Ginsburg’s findings are reflected in a preschool curriculum, “Big Math for Little Kids,” which he co-authored researchers at Arizona State University and Johns Hopkins, as well as in a 2009 National Academy of Sciences study, to which he was a major contributor. But he has also taken the lead in applying his own ideas. Working with commercial software developers, he has created several powerful new assessment and teaching technologies for use with young children, including:

  • mCLASS:Math, marketed by Wireless Generation --  software that enables educators using handheld or laptop computers to assess and understand their students’ mathematical performance and thinking in order to guide teaching.  Used by some 1,500 teachers in 15 states, mCLASS:Math prompts teachers with questions to ask that probe students’ mathematical understanding. They can record students’ answers under pre-determined category headings for different problem-solving strategies. And they can also use the mCLASS handheld device to upload such information onto a Web site maintained by Wireless Generation where they can view assessment results and analyses. The reports graph students’ progress and milestones over the course of a year and recommend new instructional activities targeted to what each individual student can do and how he or she thinks mathematically.

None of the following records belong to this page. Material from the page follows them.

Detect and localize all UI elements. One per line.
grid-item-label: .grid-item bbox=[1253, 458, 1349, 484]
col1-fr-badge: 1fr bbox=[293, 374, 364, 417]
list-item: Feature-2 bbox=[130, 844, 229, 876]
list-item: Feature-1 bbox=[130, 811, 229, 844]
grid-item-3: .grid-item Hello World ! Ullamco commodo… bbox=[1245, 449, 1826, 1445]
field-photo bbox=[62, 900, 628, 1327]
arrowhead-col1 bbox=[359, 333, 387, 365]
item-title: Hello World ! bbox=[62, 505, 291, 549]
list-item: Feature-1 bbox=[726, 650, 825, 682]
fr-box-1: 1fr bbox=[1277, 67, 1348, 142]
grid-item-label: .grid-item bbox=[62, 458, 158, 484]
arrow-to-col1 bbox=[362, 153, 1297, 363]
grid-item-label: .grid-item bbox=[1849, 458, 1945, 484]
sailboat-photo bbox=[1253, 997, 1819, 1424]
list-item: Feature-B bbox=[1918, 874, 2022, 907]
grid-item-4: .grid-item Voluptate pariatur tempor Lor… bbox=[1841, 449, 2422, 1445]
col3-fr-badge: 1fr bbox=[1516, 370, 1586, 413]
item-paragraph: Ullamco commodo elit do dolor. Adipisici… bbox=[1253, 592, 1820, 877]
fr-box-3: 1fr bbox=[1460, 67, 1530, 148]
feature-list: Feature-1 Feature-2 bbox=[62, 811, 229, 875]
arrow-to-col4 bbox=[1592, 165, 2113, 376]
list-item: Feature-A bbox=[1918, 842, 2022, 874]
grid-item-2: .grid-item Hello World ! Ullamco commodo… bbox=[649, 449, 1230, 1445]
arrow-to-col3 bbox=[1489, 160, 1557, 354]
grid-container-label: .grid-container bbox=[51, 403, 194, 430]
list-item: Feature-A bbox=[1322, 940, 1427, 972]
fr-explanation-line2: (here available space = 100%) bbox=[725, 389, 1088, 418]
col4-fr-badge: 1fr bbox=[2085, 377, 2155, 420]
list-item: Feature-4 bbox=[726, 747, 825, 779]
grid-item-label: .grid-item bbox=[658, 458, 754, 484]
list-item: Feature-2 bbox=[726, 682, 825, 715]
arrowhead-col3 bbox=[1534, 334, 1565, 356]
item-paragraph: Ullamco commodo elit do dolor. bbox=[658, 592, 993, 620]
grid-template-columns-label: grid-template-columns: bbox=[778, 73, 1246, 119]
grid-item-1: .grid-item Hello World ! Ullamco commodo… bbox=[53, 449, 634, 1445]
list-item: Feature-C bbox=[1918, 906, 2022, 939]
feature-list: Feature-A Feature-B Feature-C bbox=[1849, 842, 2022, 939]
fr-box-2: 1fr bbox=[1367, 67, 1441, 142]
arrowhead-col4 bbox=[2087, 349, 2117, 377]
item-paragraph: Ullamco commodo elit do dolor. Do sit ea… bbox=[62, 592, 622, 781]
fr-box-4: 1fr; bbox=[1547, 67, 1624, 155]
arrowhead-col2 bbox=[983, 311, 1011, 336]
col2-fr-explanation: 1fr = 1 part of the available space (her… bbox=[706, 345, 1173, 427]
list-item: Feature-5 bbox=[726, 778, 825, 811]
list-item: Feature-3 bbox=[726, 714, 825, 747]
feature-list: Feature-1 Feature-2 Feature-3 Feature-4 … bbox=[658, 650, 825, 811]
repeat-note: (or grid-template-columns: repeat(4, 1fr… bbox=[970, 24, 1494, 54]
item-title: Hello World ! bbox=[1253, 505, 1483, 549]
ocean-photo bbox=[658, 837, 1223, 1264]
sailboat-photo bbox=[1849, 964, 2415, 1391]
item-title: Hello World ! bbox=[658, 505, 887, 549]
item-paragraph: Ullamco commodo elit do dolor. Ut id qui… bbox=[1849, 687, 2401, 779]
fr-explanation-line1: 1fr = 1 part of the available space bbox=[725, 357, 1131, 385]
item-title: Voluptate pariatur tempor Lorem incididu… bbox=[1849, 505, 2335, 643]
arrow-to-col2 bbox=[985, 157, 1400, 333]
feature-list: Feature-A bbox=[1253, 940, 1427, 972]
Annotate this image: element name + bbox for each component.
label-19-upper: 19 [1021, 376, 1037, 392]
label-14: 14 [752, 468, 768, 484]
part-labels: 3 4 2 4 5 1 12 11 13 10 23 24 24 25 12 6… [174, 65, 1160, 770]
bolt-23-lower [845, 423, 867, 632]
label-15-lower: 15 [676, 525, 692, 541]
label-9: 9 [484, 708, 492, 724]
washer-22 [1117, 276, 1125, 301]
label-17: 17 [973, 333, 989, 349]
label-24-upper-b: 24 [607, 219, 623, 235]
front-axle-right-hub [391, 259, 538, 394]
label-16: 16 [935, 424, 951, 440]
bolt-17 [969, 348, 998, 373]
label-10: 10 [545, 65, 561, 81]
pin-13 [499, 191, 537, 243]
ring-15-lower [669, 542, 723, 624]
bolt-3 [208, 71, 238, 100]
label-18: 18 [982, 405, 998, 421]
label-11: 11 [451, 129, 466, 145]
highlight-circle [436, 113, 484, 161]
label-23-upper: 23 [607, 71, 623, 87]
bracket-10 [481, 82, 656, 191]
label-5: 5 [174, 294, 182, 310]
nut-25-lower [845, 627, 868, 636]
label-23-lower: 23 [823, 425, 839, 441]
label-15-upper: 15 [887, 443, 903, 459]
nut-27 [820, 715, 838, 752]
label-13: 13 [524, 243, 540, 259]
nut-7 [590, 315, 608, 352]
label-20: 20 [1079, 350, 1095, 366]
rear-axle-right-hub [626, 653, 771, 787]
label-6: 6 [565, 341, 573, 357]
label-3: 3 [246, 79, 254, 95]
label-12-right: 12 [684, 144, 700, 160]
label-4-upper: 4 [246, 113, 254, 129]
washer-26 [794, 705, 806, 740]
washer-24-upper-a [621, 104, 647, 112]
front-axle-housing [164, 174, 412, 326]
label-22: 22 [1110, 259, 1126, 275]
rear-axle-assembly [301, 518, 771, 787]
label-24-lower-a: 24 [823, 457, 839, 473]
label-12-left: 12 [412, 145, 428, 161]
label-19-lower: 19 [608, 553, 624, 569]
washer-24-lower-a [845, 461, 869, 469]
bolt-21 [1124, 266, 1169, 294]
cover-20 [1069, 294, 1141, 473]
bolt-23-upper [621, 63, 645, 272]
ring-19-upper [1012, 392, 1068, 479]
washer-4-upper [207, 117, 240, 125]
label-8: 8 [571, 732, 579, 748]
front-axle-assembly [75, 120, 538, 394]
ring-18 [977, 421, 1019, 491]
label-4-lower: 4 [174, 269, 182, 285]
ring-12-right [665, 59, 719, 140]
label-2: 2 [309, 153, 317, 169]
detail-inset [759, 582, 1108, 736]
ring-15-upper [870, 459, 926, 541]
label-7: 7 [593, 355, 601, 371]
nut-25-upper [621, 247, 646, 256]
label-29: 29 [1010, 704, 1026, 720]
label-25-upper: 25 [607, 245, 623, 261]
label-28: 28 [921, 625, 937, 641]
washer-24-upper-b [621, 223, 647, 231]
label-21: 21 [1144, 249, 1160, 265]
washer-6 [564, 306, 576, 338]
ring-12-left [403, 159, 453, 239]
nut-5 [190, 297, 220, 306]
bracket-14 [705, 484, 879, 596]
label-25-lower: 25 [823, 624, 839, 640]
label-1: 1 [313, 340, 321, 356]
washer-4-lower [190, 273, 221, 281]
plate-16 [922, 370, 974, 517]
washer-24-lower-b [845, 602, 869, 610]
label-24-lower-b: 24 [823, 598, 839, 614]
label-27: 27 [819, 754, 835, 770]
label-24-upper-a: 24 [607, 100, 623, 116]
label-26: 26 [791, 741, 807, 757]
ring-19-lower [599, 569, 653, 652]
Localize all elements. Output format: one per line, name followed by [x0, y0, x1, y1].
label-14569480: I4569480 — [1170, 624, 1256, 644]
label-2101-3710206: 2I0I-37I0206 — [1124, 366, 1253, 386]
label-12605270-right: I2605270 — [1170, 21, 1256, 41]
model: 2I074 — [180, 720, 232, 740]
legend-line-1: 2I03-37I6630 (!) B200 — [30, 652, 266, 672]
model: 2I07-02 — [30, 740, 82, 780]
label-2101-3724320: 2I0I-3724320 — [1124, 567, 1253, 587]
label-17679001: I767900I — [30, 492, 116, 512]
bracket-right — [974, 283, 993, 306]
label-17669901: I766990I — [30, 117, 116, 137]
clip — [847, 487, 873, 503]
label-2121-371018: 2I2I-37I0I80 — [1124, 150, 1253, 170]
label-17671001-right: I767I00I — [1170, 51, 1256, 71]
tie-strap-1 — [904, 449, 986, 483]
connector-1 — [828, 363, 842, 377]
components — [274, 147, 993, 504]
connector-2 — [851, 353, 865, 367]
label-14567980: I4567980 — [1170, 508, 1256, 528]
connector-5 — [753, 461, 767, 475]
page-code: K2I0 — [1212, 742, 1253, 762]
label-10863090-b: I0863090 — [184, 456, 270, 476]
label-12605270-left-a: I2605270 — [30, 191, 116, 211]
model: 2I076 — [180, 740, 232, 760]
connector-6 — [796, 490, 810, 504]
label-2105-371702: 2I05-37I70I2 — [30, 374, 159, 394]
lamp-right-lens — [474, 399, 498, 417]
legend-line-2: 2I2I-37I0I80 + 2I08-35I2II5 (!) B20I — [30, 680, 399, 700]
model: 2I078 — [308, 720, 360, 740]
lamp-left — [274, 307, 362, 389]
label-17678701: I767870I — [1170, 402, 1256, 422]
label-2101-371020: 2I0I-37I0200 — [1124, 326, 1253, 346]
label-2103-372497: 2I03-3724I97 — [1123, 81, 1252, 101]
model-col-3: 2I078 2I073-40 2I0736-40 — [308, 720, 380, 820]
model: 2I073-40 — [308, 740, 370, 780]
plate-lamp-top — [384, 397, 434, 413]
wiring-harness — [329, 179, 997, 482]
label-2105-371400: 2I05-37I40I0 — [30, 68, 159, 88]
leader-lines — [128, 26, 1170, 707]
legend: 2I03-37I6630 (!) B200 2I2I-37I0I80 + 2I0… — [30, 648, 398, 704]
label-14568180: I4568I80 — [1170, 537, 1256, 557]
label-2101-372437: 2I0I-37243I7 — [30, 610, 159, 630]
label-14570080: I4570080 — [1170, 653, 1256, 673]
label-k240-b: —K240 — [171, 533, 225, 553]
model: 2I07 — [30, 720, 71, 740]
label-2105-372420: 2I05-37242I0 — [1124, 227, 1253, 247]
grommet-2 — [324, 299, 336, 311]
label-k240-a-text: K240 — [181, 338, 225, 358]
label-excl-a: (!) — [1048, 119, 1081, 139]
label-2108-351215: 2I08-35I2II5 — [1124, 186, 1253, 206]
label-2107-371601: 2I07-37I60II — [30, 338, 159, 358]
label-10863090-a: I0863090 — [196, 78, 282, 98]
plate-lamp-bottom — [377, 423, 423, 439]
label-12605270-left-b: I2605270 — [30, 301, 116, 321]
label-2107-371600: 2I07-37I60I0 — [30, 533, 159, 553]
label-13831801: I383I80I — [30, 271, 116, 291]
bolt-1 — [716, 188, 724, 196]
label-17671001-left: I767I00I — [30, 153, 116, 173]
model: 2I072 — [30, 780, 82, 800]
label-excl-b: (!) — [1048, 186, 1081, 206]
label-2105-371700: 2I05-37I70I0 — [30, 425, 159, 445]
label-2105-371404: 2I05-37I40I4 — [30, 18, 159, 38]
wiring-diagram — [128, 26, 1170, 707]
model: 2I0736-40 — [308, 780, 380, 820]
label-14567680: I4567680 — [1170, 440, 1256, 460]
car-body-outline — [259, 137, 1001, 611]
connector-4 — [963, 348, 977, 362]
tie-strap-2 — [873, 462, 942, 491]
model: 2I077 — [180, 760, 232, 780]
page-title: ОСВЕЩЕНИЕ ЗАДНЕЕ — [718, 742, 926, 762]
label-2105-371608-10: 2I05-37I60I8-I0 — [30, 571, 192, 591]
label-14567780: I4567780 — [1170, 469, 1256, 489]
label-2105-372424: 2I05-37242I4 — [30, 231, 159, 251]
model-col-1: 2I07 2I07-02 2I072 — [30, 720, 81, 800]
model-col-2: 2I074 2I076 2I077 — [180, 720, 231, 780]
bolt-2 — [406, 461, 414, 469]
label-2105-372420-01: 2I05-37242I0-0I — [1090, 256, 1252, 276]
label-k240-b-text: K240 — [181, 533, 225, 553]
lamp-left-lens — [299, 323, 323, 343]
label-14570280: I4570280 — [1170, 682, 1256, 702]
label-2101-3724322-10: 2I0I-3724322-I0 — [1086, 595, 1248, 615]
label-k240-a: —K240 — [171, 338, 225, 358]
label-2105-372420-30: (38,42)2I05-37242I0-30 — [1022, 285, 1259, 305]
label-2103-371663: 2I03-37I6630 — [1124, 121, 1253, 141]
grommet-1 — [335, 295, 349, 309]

  • MathemAntics, a sequence of educational computer games for teaching mathematics to children ages three through third grade. Currently  in development by   Educational Network Services, the program  employs graphics of farmyard animals and other child-friendly scenarios that incorporate educational goals and standards for early math learning established by the National Governors Association Center for Best Practices. MathemAntics covers the concepts of “how many,”  which includes counting, cardinality and subitizing (the ability to instantly recognize a small number of items, without counting); addition and subtraction; equivalence; symbolism; using a base-10 system to understand column addition; multiplication; and negative numbers. Each area is loosely geared to a different age level, yet allows for a wide range in comprehension and proficiency.
  • The  Birthday Party Project, an assessment system designed to determine what very young children understand about math. There’s no pencil or paper, no multiple choice questions. In fact, the kids involved (preschoolers ages three to five) don’t know they’re being evaluated; instead, they’ve been told they’re going to a make-believe birthday party. They play games, including activities such as counting presents and adding candies, and identifying shapes and patterns. Then the grown-ups running things ask them questions about how they arrived at their answers.


“Kids love to be tested if you can do it well and make it enjoyable,” says Ginsburg. “That means making assessment fun but still something that yields valuable information.  Ultimately, he says, ”we’re not doing intelligence testing. That’s essentially irrelevant for teaching math. The goal is to help teachers understand each kid’s thinking so that they can teach better, and in a more personalized and effective way.”